Slavit’s plan even passed the political test initially. Mayor James Fiorentini, a proponent of using the river to benefit Haverhill, said he liked the sound of the proposal when he first heard about it.

But suddenly the tour boat plan has run aground.

Slavit’s proposal may have come to an end after he received a letter from the city’s current harbormaster ordering him to remove concrete moorings he placed in the river last Sunday behind the Water Street fire station. The moorings were intended as a place to keep the tour boat when it arrives in Haverhill. This week, the boat was in dry dock for repairs in Gloucester.

The city’s Harbor Commission told Slavit at a Tuesday night meeting that he failed to obtain a permit as required to install the moorings, and that he placed them in the river without permission or guidance from the harbormaster.

Slavit said a police officer stopped by his house on Groveland Street Wednesday night with a letter from Harbormaster Michael Vets ordering Slavit to remove the moorings by the end of the day Friday. Slavit said the letter warned that if he failed to comply, the city would remove the moorings and send him a bill.

Slavit said he called the mayor around 10:30 Wednesday night to discuss the letter, and that Fiorentini told him he should have obtained a permit for the moorings as required.

“The mayor told me that he would enforce the order and that he’d get police involved if needed,” Slavit said. “The mayor told me on several occasions in the past that I could just put the moorings in the river and that he’d take care of permitting and would waive all fees.”

Tour boat moorings removed

On Thursday, a crane removed the moorings from the river with the assistance of Slavit’s sons Ryan and Tim Slavit Jr., who were in their grandfather William “Captain Red” Slavit’s former harbormaster boat.

“Now I have nowhere to go after the mayor led me to this point,” Slavit said of his lack of a home for the tour boat. “I don’t know what’s going to happen to my boat, but I am considering reaching out to the mayor in hopes we can all gather around a table and discuss why this is a good project for the city.

“If they give me the green light, I’ll go get the boat but if not, we have to sell the boat,” Slavit said. “I still want to bring a tour boat to Haverhill.”

Slavit said he and his two sons have been in Gloucester working on the 105-foot-long, 28-foot-wide boat he named “MS Capt.

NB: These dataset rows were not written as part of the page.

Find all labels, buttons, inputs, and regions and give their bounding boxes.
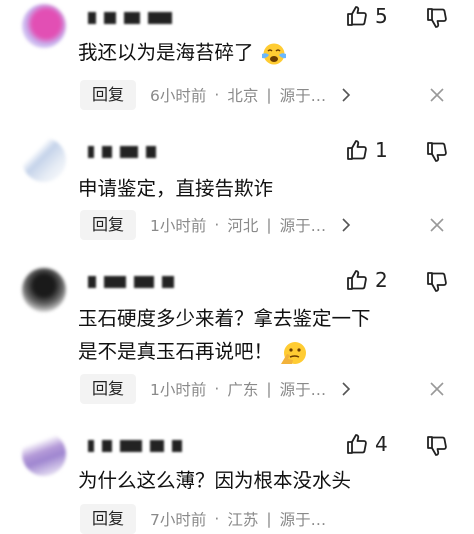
separator-dot: · bbox=[214, 86, 220, 104]
comment-text-line: 玉石硬度多少来着？拿去鉴定一下 bbox=[78, 307, 371, 330]
comment-text: 玉石硬度多少来着？拿去鉴定一下 是不是真玉石再说吧！ bbox=[78, 302, 458, 368]
separator-bar: | bbox=[266, 216, 272, 234]
avatar[interactable] bbox=[22, 4, 66, 48]
source-link[interactable]: 源于… bbox=[280, 508, 327, 530]
source-link[interactable]: 源于… bbox=[280, 378, 327, 400]
like-count: 4 bbox=[375, 432, 388, 456]
thumbs-down-icon bbox=[427, 142, 447, 162]
like-button[interactable]: 4 bbox=[345, 432, 389, 456]
timestamp: 1小时前 bbox=[150, 381, 207, 399]
location: 北京 bbox=[227, 87, 259, 105]
reply-button[interactable]: 回复 bbox=[80, 504, 137, 534]
chevron-right-icon[interactable] bbox=[340, 382, 352, 396]
reply-button[interactable]: 回复 bbox=[80, 210, 137, 240]
username-blurred[interactable] bbox=[88, 144, 156, 160]
close-icon[interactable] bbox=[430, 88, 444, 102]
thumbs-down-icon bbox=[427, 8, 447, 28]
comment-text: 为什么这么薄？因为根本没水头 bbox=[78, 469, 352, 492]
separator-bar: | bbox=[266, 86, 272, 104]
comment-meta: 回复 6小时前 · 北京 | 源于… bbox=[80, 80, 352, 110]
like-button[interactable]: 5 bbox=[345, 4, 389, 28]
like-count: 2 bbox=[375, 268, 388, 292]
comment-meta: 回复 1小时前 · 河北 | 源于… bbox=[80, 210, 352, 240]
chevron-right-icon[interactable] bbox=[340, 88, 352, 102]
timestamp: 7小时前 bbox=[150, 511, 207, 529]
thumbs-up-icon bbox=[347, 140, 367, 160]
like-button[interactable]: 1 bbox=[345, 138, 389, 162]
avatar[interactable] bbox=[22, 432, 66, 476]
comment-text: 我还以为是海苔碎了 bbox=[78, 36, 458, 69]
thumbs-down-icon bbox=[427, 272, 447, 292]
thumbs-down-icon bbox=[427, 436, 447, 456]
username-blurred[interactable] bbox=[88, 10, 172, 26]
location: 河北 bbox=[227, 217, 259, 235]
separator-dot: · bbox=[214, 380, 220, 398]
reply-button[interactable]: 回复 bbox=[80, 374, 137, 404]
dislike-button[interactable] bbox=[425, 6, 449, 34]
thumbs-up-icon bbox=[347, 434, 367, 454]
separator-bar: | bbox=[266, 510, 272, 528]
avatar[interactable] bbox=[22, 268, 66, 312]
avatar[interactable] bbox=[22, 138, 66, 182]
comment-text: 申请鉴定，直接告欺诈 bbox=[78, 177, 274, 200]
comment-meta: 回复 1小时前 · 广东 | 源于… bbox=[80, 374, 352, 404]
location: 广东 bbox=[227, 381, 259, 399]
thumbs-up-icon bbox=[347, 270, 367, 290]
reply-button[interactable]: 回复 bbox=[80, 80, 137, 110]
separator-bar: | bbox=[266, 380, 272, 398]
comment-text-line: 是不是真玉石再说吧！ bbox=[78, 335, 458, 368]
like-button[interactable]: 2 bbox=[345, 268, 389, 292]
close-icon[interactable] bbox=[430, 218, 444, 232]
dislike-button[interactable] bbox=[425, 270, 449, 298]
dislike-button[interactable] bbox=[425, 140, 449, 168]
like-count: 1 bbox=[375, 138, 388, 162]
location: 江苏 bbox=[227, 511, 259, 529]
source-link[interactable]: 源于… bbox=[280, 84, 327, 106]
username-blurred[interactable] bbox=[88, 438, 182, 454]
timestamp: 6小时前 bbox=[150, 87, 207, 105]
comment-meta: 回复 7小时前 · 江苏 | 源于… bbox=[80, 504, 326, 534]
chevron-right-icon[interactable] bbox=[340, 218, 352, 232]
username-blurred[interactable] bbox=[88, 274, 174, 290]
timestamp: 1小时前 bbox=[150, 217, 207, 235]
separator-dot: · bbox=[214, 216, 220, 234]
thumbs-up-icon bbox=[347, 6, 367, 26]
crying-face-icon bbox=[261, 43, 286, 64]
like-count: 5 bbox=[375, 4, 388, 28]
source-link[interactable]: 源于… bbox=[280, 214, 327, 236]
dislike-button[interactable] bbox=[425, 434, 449, 462]
close-icon[interactable] bbox=[430, 382, 444, 396]
separator-dot: · bbox=[214, 510, 220, 528]
thinking-face-icon bbox=[281, 341, 307, 364]
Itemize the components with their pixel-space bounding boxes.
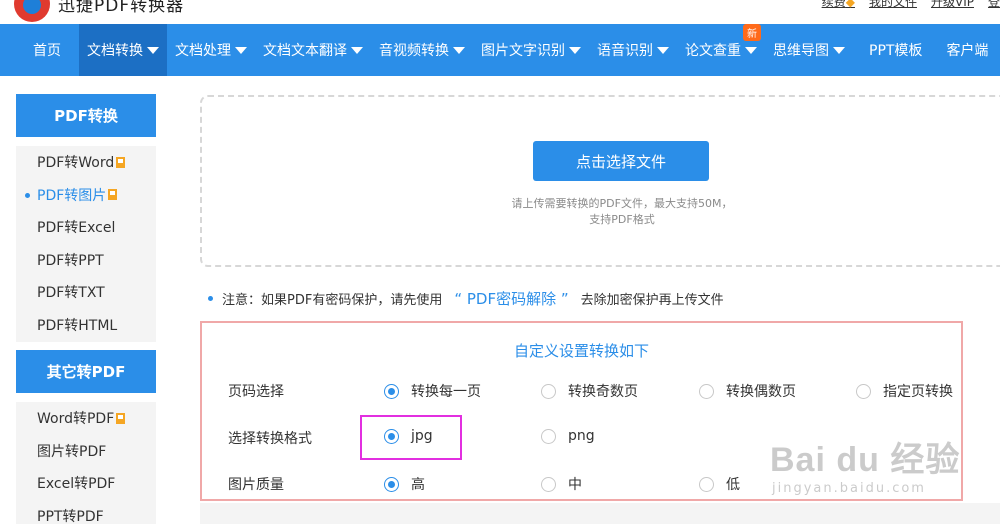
quality-option-high[interactable]: 高 xyxy=(384,474,425,494)
radio[interactable] xyxy=(699,383,714,399)
caret-down-icon xyxy=(745,46,757,54)
note-prefix: 注意：如果PDF有密码保护，请先使用 xyxy=(222,293,443,308)
upgrade-vip-link[interactable]: 升级VIP xyxy=(931,0,974,10)
upload-tip-line2: 支持PDF格式 xyxy=(589,213,655,226)
sidebar-item-ppt-to-pdf[interactable]: PPT转PDF xyxy=(16,500,156,524)
caret-down-icon xyxy=(235,46,247,54)
page-option-odd[interactable]: 转换奇数页 xyxy=(541,381,638,401)
sidebar-item-word-to-pdf[interactable]: Word转PDF xyxy=(16,402,156,435)
sidebar-item-pdf-to-word[interactable]: PDF转Word xyxy=(16,146,156,179)
upload-tip-line1: 请上传需要转换的PDF文件，最大支持50M， xyxy=(511,197,733,210)
nav-doc-process[interactable]: 文档处理 xyxy=(167,24,255,76)
sidebar-item-pdf-to-ppt[interactable]: PDF转PPT xyxy=(16,244,156,277)
page-option-specific[interactable]: 指定页转换 xyxy=(856,381,953,401)
watermark-sub: jingyan.baidu.com xyxy=(772,481,926,496)
nav-speech[interactable]: 语音识别 xyxy=(589,24,677,76)
page-select-label: 页码选择 xyxy=(228,384,284,400)
login-link[interactable]: 登 xyxy=(988,0,1000,10)
caret-down-icon xyxy=(351,46,363,54)
format-label: 选择转换格式 xyxy=(228,431,312,447)
format-option-png[interactable]: png xyxy=(541,428,595,444)
password-note: 注意：如果PDF有密码保护，请先使用 “ PDF密码解除 ” 去除加密保护再上传… xyxy=(208,288,724,309)
sidebar-heading-pdf-convert: PDF转换 xyxy=(16,94,156,137)
note-suffix: 去除加密保护再上传文件 xyxy=(580,293,724,308)
top-links: 续费◆ 我的文件 升级VIP 登 xyxy=(822,0,1000,10)
sidebar-item-excel-to-pdf[interactable]: Excel转PDF xyxy=(16,467,156,500)
choose-file-button[interactable]: 点击选择文件 xyxy=(533,141,709,181)
nav-paper-check[interactable]: 论文查重新 xyxy=(677,24,765,76)
renew-link[interactable]: 续费◆ xyxy=(822,0,855,10)
radio[interactable] xyxy=(541,428,556,444)
main-nav: 首页 文档转换 文档处理 文档文本翻译 音视频转换 图片文字识别 语音识别 论文… xyxy=(0,24,1000,76)
caret-down-icon xyxy=(147,46,159,54)
nav-ocr[interactable]: 图片文字识别 xyxy=(473,24,589,76)
radio[interactable] xyxy=(699,476,714,492)
nav-mindmap[interactable]: 思维导图 xyxy=(765,24,853,76)
sidebar-heading-other-to-pdf: 其它转PDF xyxy=(16,350,156,393)
radio[interactable] xyxy=(541,383,556,399)
sidebar-item-image-to-pdf[interactable]: 图片转PDF xyxy=(16,435,156,468)
sidebar-item-pdf-to-txt[interactable]: PDF转TXT xyxy=(16,276,156,309)
caret-down-icon xyxy=(657,46,669,54)
bottom-strip xyxy=(200,503,1000,524)
radio[interactable] xyxy=(541,476,556,492)
upload-dropzone[interactable]: 点击选择文件 请上传需要转换的PDF文件，最大支持50M， 支持PDF格式 xyxy=(200,95,1000,267)
nav-doc-translate[interactable]: 文档文本翻译 xyxy=(255,24,371,76)
page-option-every[interactable]: 转换每一页 xyxy=(384,381,481,401)
sidebar-list-other-to-pdf: Word转PDF 图片转PDF Excel转PDF PPT转PDF xyxy=(16,402,156,524)
nav-client[interactable]: 客户端 xyxy=(938,24,996,76)
quality-option-medium[interactable]: 中 xyxy=(541,474,582,494)
sidebar-list-pdf-convert: PDF转Word PDF转图片 PDF转Excel PDF转PPT PDF转TX… xyxy=(16,146,156,342)
caret-down-icon xyxy=(453,46,465,54)
annotation-highlight-box xyxy=(360,415,462,460)
watermark-main: Bai du 经验 xyxy=(770,441,961,479)
new-badge: 新 xyxy=(743,24,761,41)
radio-checked[interactable] xyxy=(384,383,399,399)
logo-icon xyxy=(14,0,50,22)
pdf-unlock-link[interactable]: “ PDF密码解除 ” xyxy=(454,288,568,309)
vip-bookmark-icon xyxy=(116,156,126,168)
site-title: 迅捷PDF转换器 xyxy=(58,0,185,16)
nav-doc-convert[interactable]: 文档转换 xyxy=(79,24,167,76)
caret-down-icon xyxy=(569,46,581,54)
vip-diamond-icon: ◆ xyxy=(845,0,855,9)
sidebar-item-pdf-to-html[interactable]: PDF转HTML xyxy=(16,309,156,342)
sidebar-item-pdf-to-excel[interactable]: PDF转Excel xyxy=(16,211,156,244)
vip-bookmark-icon xyxy=(116,412,126,424)
nav-av-convert[interactable]: 音视频转换 xyxy=(371,24,473,76)
baidu-jingyan-watermark: Bai du 经验 jingyan.baidu.com xyxy=(770,432,970,502)
radio[interactable] xyxy=(856,383,871,399)
page-option-even[interactable]: 转换偶数页 xyxy=(699,381,796,401)
my-files-link[interactable]: 我的文件 xyxy=(869,0,917,10)
bullet-dot-icon xyxy=(208,296,213,301)
nav-ppt-template[interactable]: PPT模板 xyxy=(853,24,938,76)
top-header: 迅捷PDF转换器 续费◆ 我的文件 升级VIP 登 xyxy=(0,0,1000,24)
nav-home[interactable]: 首页 xyxy=(0,24,79,76)
quality-option-low[interactable]: 低 xyxy=(699,474,740,494)
settings-title: 自定义设置转换如下 xyxy=(513,342,649,360)
quality-label: 图片质量 xyxy=(228,477,284,493)
caret-down-icon xyxy=(833,46,845,54)
vip-bookmark-icon xyxy=(108,189,118,201)
radio-checked[interactable] xyxy=(384,476,399,492)
sidebar-item-pdf-to-image[interactable]: PDF转图片 xyxy=(16,179,156,212)
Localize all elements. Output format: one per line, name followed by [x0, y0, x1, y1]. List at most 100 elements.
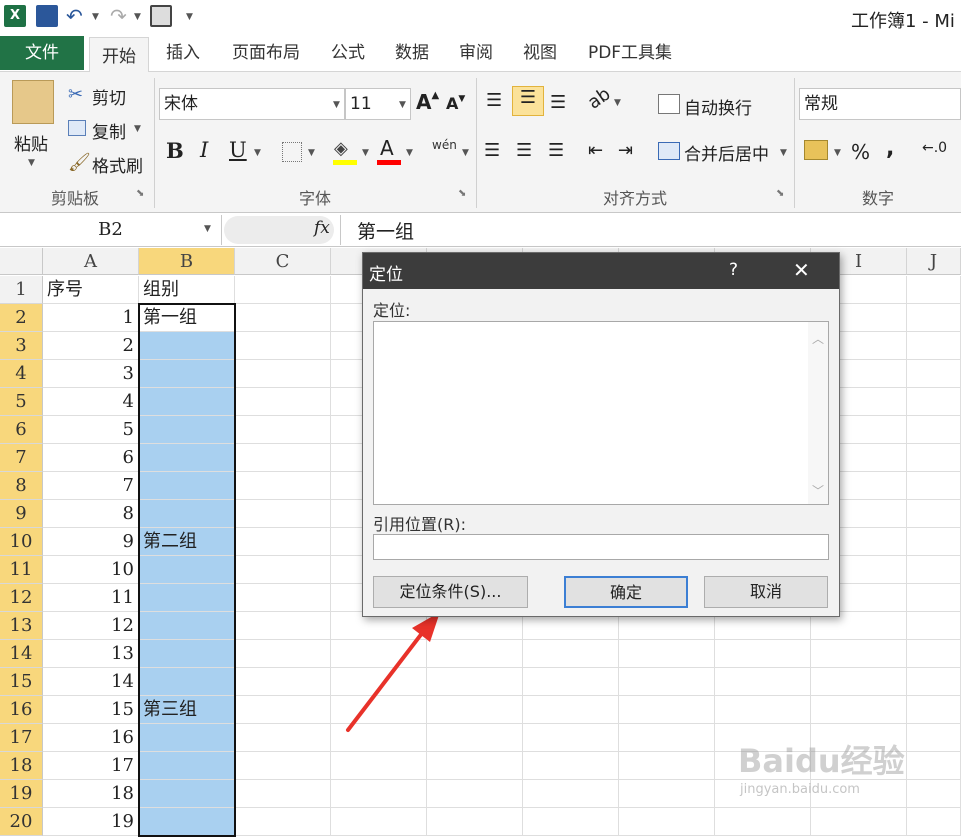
paste-dropdown-icon[interactable]: ▼	[28, 158, 35, 168]
wrap-text-button[interactable]: 自动换行	[684, 94, 752, 119]
underline-dropdown-icon[interactable]: ▼	[254, 148, 261, 158]
grid-cell[interactable]	[907, 472, 961, 500]
font-launcher-icon[interactable]: ⬊	[458, 188, 466, 199]
cell-a[interactable]: 3	[43, 360, 139, 388]
grid-cell[interactable]	[235, 556, 331, 584]
font-name-dropdown-icon[interactable]: ▼	[333, 100, 340, 110]
increase-indent-icon[interactable]: ⇥	[618, 140, 633, 161]
row-header[interactable]: 11	[0, 556, 43, 584]
grid-cell[interactable]	[235, 416, 331, 444]
font-size-dropdown-icon[interactable]: ▼	[399, 100, 406, 110]
grid-cell[interactable]	[235, 696, 331, 724]
fill-color-dropdown-icon[interactable]: ▼	[362, 148, 369, 158]
merge-dropdown-icon[interactable]: ▼	[780, 148, 787, 158]
top-align-icon[interactable]: ☰	[486, 90, 502, 111]
cell-b[interactable]: 组别	[139, 276, 235, 304]
grid-cell[interactable]	[523, 696, 619, 724]
cell-a[interactable]: 15	[43, 696, 139, 724]
number-format-combo[interactable]: 常规	[799, 88, 961, 120]
grid-cell[interactable]	[235, 304, 331, 332]
paste-icon[interactable]	[12, 80, 54, 124]
ok-button[interactable]: 确定	[564, 576, 688, 608]
grid-cell[interactable]	[235, 500, 331, 528]
cell-a[interactable]: 5	[43, 416, 139, 444]
cancel-button[interactable]: 取消	[704, 576, 828, 608]
tab-view[interactable]: 视图	[514, 34, 566, 72]
grid-cell[interactable]	[907, 556, 961, 584]
cell-a[interactable]: 序号	[43, 276, 139, 304]
row-header[interactable]: 10	[0, 528, 43, 556]
grid-cell[interactable]	[331, 752, 427, 780]
grid-cell[interactable]	[523, 752, 619, 780]
grid-cell[interactable]	[907, 696, 961, 724]
row-header[interactable]: 5	[0, 388, 43, 416]
formula-input[interactable]: 第一组	[357, 217, 414, 244]
borders-icon[interactable]	[282, 142, 302, 162]
grid-cell[interactable]	[907, 668, 961, 696]
currency-dropdown-icon[interactable]: ▼	[834, 148, 841, 158]
scroll-down-icon[interactable]: ﹀	[812, 482, 824, 499]
grid-cell[interactable]	[907, 724, 961, 752]
grid-cell[interactable]	[331, 780, 427, 808]
clipboard-launcher-icon[interactable]: ⬊	[136, 188, 144, 199]
grid-cell[interactable]	[523, 640, 619, 668]
row-header[interactable]: 13	[0, 612, 43, 640]
tab-formulas[interactable]: 公式	[322, 34, 374, 72]
grid-cell[interactable]	[811, 696, 907, 724]
grid-cell[interactable]	[907, 780, 961, 808]
listbox-scrollbar[interactable]	[808, 322, 828, 504]
grid-cell[interactable]	[715, 640, 811, 668]
grid-cell[interactable]	[235, 724, 331, 752]
undo-dropdown-icon[interactable]: ▼	[92, 12, 99, 22]
grid-cell[interactable]	[235, 808, 331, 836]
grid-cell[interactable]	[523, 808, 619, 836]
row-header[interactable]: 9	[0, 500, 43, 528]
row-header[interactable]: 4	[0, 360, 43, 388]
customize-qat-icon[interactable]: ▼	[186, 12, 193, 22]
redo-dropdown-icon[interactable]: ▼	[134, 12, 141, 22]
tab-review[interactable]: 审阅	[450, 34, 502, 72]
save-icon[interactable]	[36, 5, 58, 27]
grid-cell[interactable]	[235, 388, 331, 416]
grid-cell[interactable]	[235, 276, 331, 304]
shrink-font-icon[interactable]: A▼	[446, 94, 465, 113]
grid-cell[interactable]	[427, 780, 523, 808]
grid-cell[interactable]	[715, 808, 811, 836]
grow-font-icon[interactable]: A▲	[416, 90, 439, 114]
tab-insert[interactable]: 插入	[158, 34, 208, 72]
column-header-c[interactable]: C	[235, 248, 331, 275]
cell-a[interactable]: 19	[43, 808, 139, 836]
orientation-dropdown-icon[interactable]: ▼	[614, 98, 621, 108]
column-header-b[interactable]: B	[139, 248, 235, 275]
grid-cell[interactable]	[523, 724, 619, 752]
decrease-indent-icon[interactable]: ⇤	[588, 140, 603, 161]
grid-cell[interactable]	[715, 696, 811, 724]
cell-a[interactable]: 1	[43, 304, 139, 332]
grid-cell[interactable]	[235, 668, 331, 696]
grid-cell[interactable]	[811, 640, 907, 668]
align-right-icon[interactable]: ☰	[548, 140, 564, 161]
grid-cell[interactable]	[619, 752, 715, 780]
phonetic-guide-button[interactable]: wén	[432, 138, 457, 152]
copy-button[interactable]: 复制	[92, 118, 126, 143]
increase-decimal-icon[interactable]: ←.0	[922, 140, 947, 156]
grid-cell[interactable]	[235, 444, 331, 472]
comma-style-button[interactable]: ,	[886, 136, 894, 161]
grid-cell[interactable]	[235, 584, 331, 612]
cut-button[interactable]: 剪切	[92, 84, 126, 109]
redo-icon[interactable]: ↷	[110, 4, 127, 28]
row-header[interactable]: 20	[0, 808, 43, 836]
cell-a[interactable]: 6	[43, 444, 139, 472]
percent-style-button[interactable]: %	[851, 140, 870, 164]
borders-dropdown-icon[interactable]: ▼	[308, 148, 315, 158]
cell-a[interactable]: 2	[43, 332, 139, 360]
grid-cell[interactable]	[619, 808, 715, 836]
grid-cell[interactable]	[907, 304, 961, 332]
font-color-button[interactable]: A	[380, 136, 394, 160]
grid-cell[interactable]	[907, 276, 961, 304]
grid-cell[interactable]	[235, 752, 331, 780]
row-header[interactable]: 12	[0, 584, 43, 612]
grid-cell[interactable]	[907, 612, 961, 640]
tab-home[interactable]: 开始	[89, 37, 149, 73]
tab-pdf-tools[interactable]: PDF工具集	[578, 34, 682, 72]
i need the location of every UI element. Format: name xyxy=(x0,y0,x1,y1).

Red” in honor of Slavit’s late father, “Captain Red,” the city’s longtime harbormaster who operated tour boats on the Merrimack River for years.

Slavit said he planned to launch the boat on Thursday and then travel to Newburyport, where he planned to moor it overnight. He said he planned to travel upstream to Haverhill Friday and moor the boat behind the Water Street fire station, where he installed the moorings which have since been removed.

Slavit said he planned to start his tour boat business sometime in May, and that up to this point he had received the full support of the mayor.

Tempers flare at meeting

Slavit said he met with the city’s Harbor Commission on Tuesday evening to ask for money from a waterways fund. That money would pay for a walkway and docks for his tour boat. He said he made the request at the recommendation of the mayor.

The Tuesday meeting saw Slavit balking at questions from commissioners who asked for a copy of the Coast Guard Certificate of Inspection for his tour boat, a copy of a pilot’s license, proof of insurance and for details on how he would fuel the boat and have its sewage holding tanks pumped out.

When commission member Phil Wysocki asked Slavit about details about the mooring, how low the boat sits in the water and its stability, Slavit insulted Wysocki. Wysocki told Slavit to keep the conversation civil.

Committee member Alan Foucault told Slavit that the commission was there to review his plan, but there was no plan to review.

“You want my vote of approval to spend public waterways money on a private charter boat, then I have a right to ask some questions,” Foucault said. “I don’t think we can use that money to support a private enterprise.”

Slavit responded by saying, “Let me tell you something ponytail, you’re going to get a certificate of inspection when you request it from the Coast Guard. You’re going to get a proof of insurance and that’s it.”

Foucault has long hair that he gathers into a ponytail.

After the Salisbury harbormaster stood up to express his concerns about a large tour boat operating in the river, Slavit stormed out less than 15 minutes into the meeting.

After Slavit left the meeting, the mayor’s spokesman, Shawn Regan, told the commission that the mayor had not given Slavit permission to install moorings without a permit.

“What the mayor told him was that he’d love to have a riverboat in the downtown, the public would love it, but that he has to follow all the rules and he has to get all the permits and do whatever you (the commission) want him to do,” Regan said. “The mayor would love to see a riverboat and Mr. Slavit is the only one who wants to do it.”

Mayor: ‘No one is above the law’

After learning about Slavit’s demeanor at the meeting, Fiorentini said he was anxious to work with Slavit, but that he must follow the rules like everyone else. The mayor said Harbormaster Michael Vets indicated Slavit’s moorings were placed in the wrong location, presenting a danger to other boaters and the public.

“While I support the tour boat, no one is above the law,” Fiorentini said. “He (Tim Slavit) has to work with the harbormaster to locate the boat and the moorings in a safe location. I have asked everyone to try to lower the temperature, calm down and try to work things out so that we get the boat and it is done safely.”

Slavit said he spent $6,000 on two concrete moorings and hardware and $3,500 for a crane to place them in the river. On Thursday, Slavit told The Eagle-Tribune that a crane removed the moorings from the river.